A new study published in Scientific Reports is highlighting just how costly it is for small island states to address the growing issue of marine litter. According to the research, to remove all of the plastic waste from the Aldabra Atoll, it would cost $4.68 million and require 18,000 hours of labor.
Located in a remote part of the Seychelles, Aldabra is the world’s second-largest coral atoll and a UNESCO World Heritage Site. The atoll consists of four large islands with an interconnected marine ecosystem of coral reefs, mangroves, and seagrass. Aldabra is home to the last remaining population of Indian Ocean giant tortoises.

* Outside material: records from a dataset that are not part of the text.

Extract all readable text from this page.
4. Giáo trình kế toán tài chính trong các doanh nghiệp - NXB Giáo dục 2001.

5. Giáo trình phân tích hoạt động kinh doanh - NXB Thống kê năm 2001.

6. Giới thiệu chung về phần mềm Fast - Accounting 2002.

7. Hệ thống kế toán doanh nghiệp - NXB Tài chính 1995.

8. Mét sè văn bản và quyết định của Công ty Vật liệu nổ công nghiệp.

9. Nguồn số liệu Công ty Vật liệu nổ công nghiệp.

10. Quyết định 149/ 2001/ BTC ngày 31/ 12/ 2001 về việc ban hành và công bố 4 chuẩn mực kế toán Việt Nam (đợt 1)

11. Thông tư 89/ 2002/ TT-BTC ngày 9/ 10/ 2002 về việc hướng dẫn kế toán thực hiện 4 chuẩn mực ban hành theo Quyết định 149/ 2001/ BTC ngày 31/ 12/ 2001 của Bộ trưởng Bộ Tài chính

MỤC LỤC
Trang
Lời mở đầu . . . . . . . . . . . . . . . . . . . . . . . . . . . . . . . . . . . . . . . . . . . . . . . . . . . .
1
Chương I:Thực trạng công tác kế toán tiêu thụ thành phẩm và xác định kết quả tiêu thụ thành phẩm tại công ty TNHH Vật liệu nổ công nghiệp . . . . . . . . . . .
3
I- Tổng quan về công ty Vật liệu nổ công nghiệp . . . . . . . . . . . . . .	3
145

The study was focused on the labor and costs involved in a recent clean-up of the southern coast of Grand Terre, Aldabra’s largest island. The clean-up was conducted in 2019 by The Seychelles Islands Foundation.
During the project, 25.7 tons of plastic litter was removed from Grande Terre. Among the garbage collected, 60 percent consisted of fishing items such as nets and rope and 24 percent consisted of flip flops and other plastic shoes. The clean-up efforts cost $224,538 and required 980 hours of work from 12 volunteers over a period of five weeks.
Based on data from this campaign, a research team led by April Burt and Jeremy Raguain estimated the total cost of removing plastic litter from all of the coastal areas in Aldabra.
Surveys carried out across 20 locations on Grand Terre indicate that the total amount of litter on Aldabra’s coastline is about 513 tons. Collecting this much waste would require 18,000 hours of work and cost nearly $4.7 million.
According to researchers. the findings suggest that international funding should be made available to small island states to support clean-up operations in an effort to protect marine and coastal ecosystems.
The study is published in the journal Scientific Reports.